The Road Safety Markings Association (RSMA) has announced that it is to carry out a comprehenive survey of the state of white lines across the UK.

Throughout July and August, more than 6,000 miles of roads in England, Scotland and Wales - including the UK's ten most dangerous roads identified by the Road Safety Foundation - will be assessed for the quality of their central white lines.

George Lee, RSMA national director, says: "We have identified a series of routes which cover motorways and major A roads managed by the Highways Agency, Transport Scotland and the Welsh Assembly, as well as lesser A and B roads managed by local authorities.

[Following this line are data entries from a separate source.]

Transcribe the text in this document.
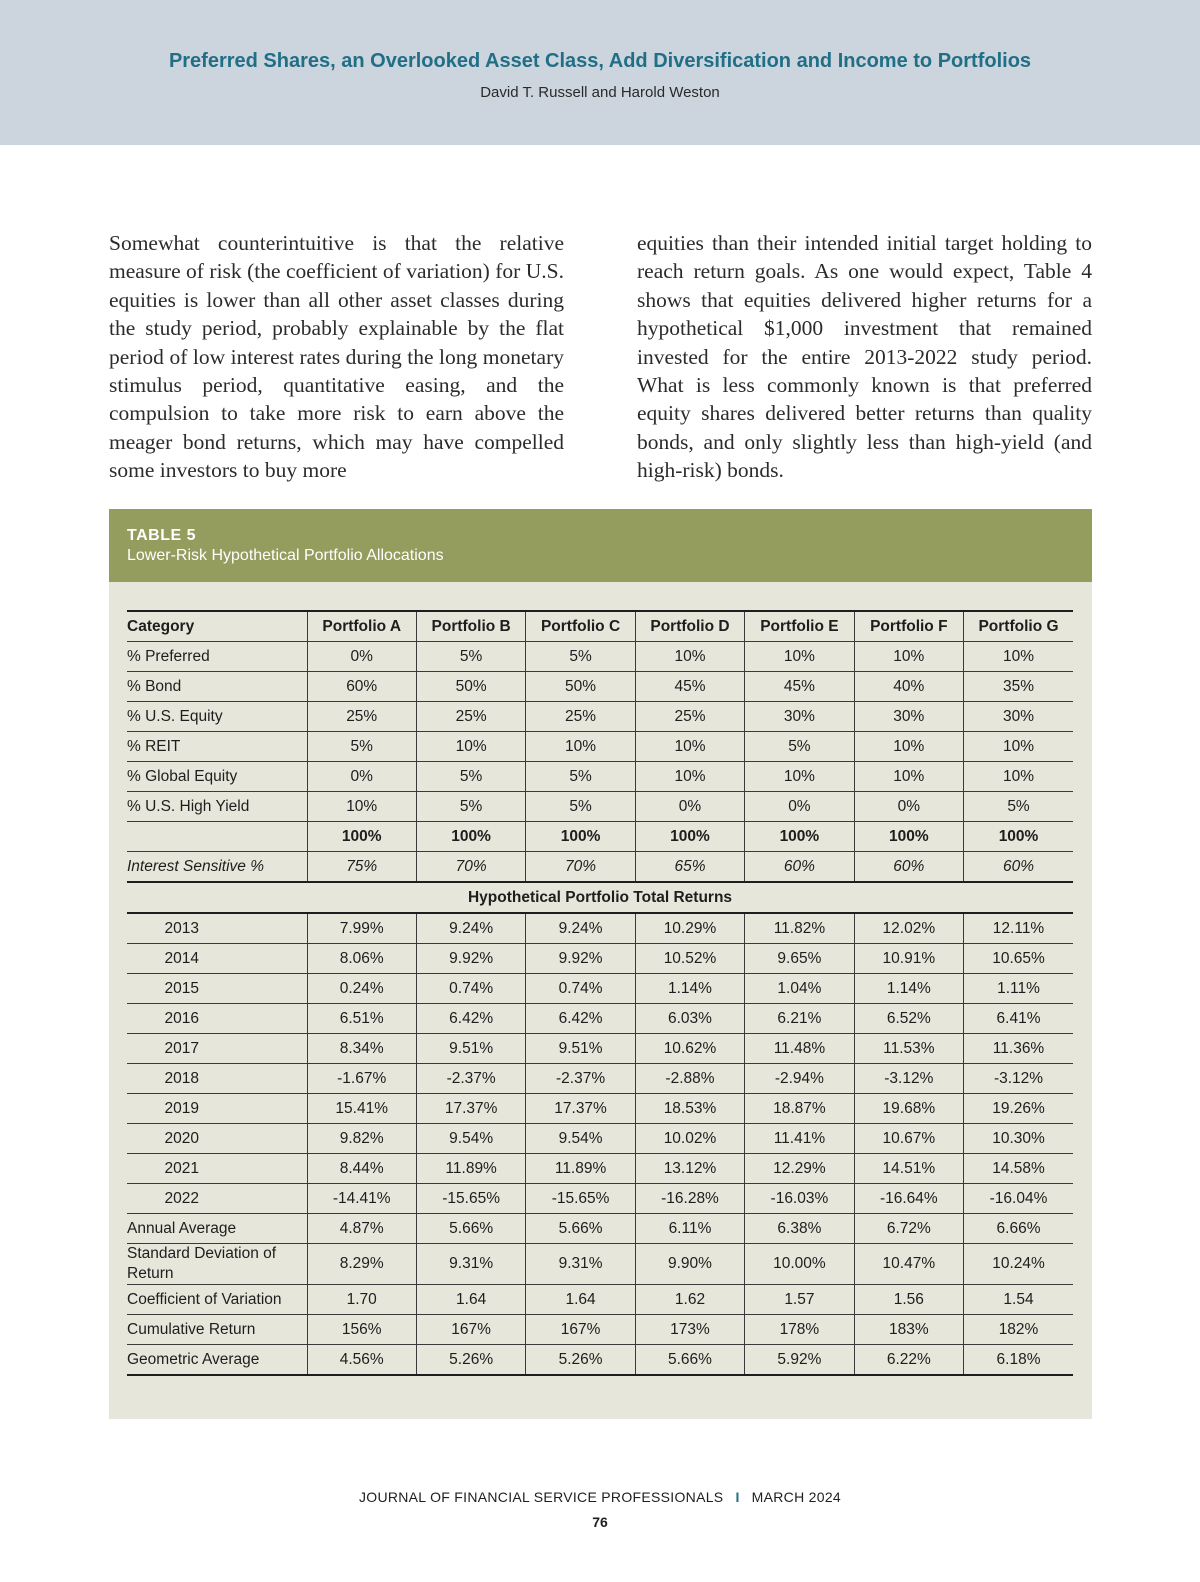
Preferred Shares, an Overlooked Asset Class, Add Diversification and Income to Portfolios
David T. Russell and Harold Weston
Somewhat counterintuitive is that the relative measure of risk (the coefficient of variation) for U.S. equities is lower than all other asset classes during the study period, probably explainable by the flat period of low interest rates during the long monetary stimulus period, quantitative easing, and the compulsion to take more risk to earn above the meager bond returns, which may have compelled some investors to buy more
equities than their intended initial target holding to reach return goals. As one would expect, Table 4 shows that equities delivered higher returns for a hypothetical $1,000 investment that remained invested for the entire 2013-2022 study period. What is less commonly known is that preferred equity shares delivered better returns than quality bonds, and only slightly less than high-yield (and high-risk) bonds.
TABLE 5
Lower-Risk Hypothetical Portfolio Allocations
Category	Portfolio A	Portfolio B	Portfolio C	Portfolio D	Portfolio E	Portfolio F	Portfolio G
% Preferred	0%	5%	5%	10%	10%	10%	10%
% Bond	60%	50%	50%	45%	45%	40%	35%
% U.S. Equity	25%	25%	25%	25%	30%	30%	30%
% REIT	5%	10%	10%	10%	5%	10%	10%
% Global Equity	0%	5%	5%	10%	10%	10%	10%
% U.S. High Yield	10%	5%	5%	0%	0%	0%	5%
	100%	100%	100%	100%	100%	100%	100%
Interest Sensitive %	75%	70%	70%	65%	60%	60%	60%
Hypothetical Portfolio Total Returns							
2013	7.99%	9.24%	9.24%	10.29%	11.82%	12.02%	12.11%
2014	8.06%	9.92%	9.92%	10.52%	9.65%	10.91%	10.65%
2015	0.24%	0.74%	0.74%	1.14%	1.04%	1.14%	1.11%
2016	6.51%	6.42%	6.42%	6.03%	6.21%	6.52%	6.41%
2017	8.34%	9.51%	9.51%	10.62%	11.48%	11.53%	11.36%
2018	-1.67%	-2.37%	-2.37%	-2.88%	-2.94%	-3.12%	-3.12%
2019	15.41%	17.37%	17.37%	18.53%	18.87%	19.68%	19.26%
2020	9.82%	9.54%	9.54%	10.02%	11.41%	10.67%	10.30%
2021	8.44%	11.89%	11.89%	13.12%	12.29%	14.51%	14.58%
2022	-14.41%	-15.65%	-15.65%	-16.28%	-16.03%	-16.64%	-16.04%
Annual Average	4.87%	5.66%	5.66%	6.11%	6.38%	6.72%	6.66%
Standard Deviation of Return	8.29%	9.31%	9.31%	9.90%	10.00%	10.47%	10.24%
Coefficient of Variation	1.70	1.64	1.64	1.62	1.57	1.56	1.54
Cumulative Return	156%	167%	167%	173%	178%	183%	182%
Geometric Average	4.56%	5.26%	5.26%	5.66%	5.92%	6.22%	6.18%
JOURNAL OF FINANCIAL SERVICE PROFESSIONALS I MARCH 2024
76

"We recognise that the UK is currently under huge financial pressure, but road markings are widely recognised to provide the best, most simple and cost-effective navigation aid to drivers - and previous surveys have found white lines reduced to the level of the faintest chalk mark."

RSMA points to figures recently published by the DfT which show that around 40% of night-time collisions on motorways and rural roads occurred in the wet, and 34% of collisions caused by permanent road sign/marking defects occurred during the night - of which 35% are where there is no street lighting.

George Lee continued: "Currently, the Highways Agency and many local authorities are turning off motorway and street lighting - which makes high quality, well-maintained road markings absolutely imperative, if drivers are to be able to find their way on the darkest, wettest night.

"By conducting the survey this summer, we anticipate that roads in and around London will show significant improvement over previous years' results, as the Capital's network has been spruced up for the Jubiliee and Olympics."

RSMA will publish it findings in the autum.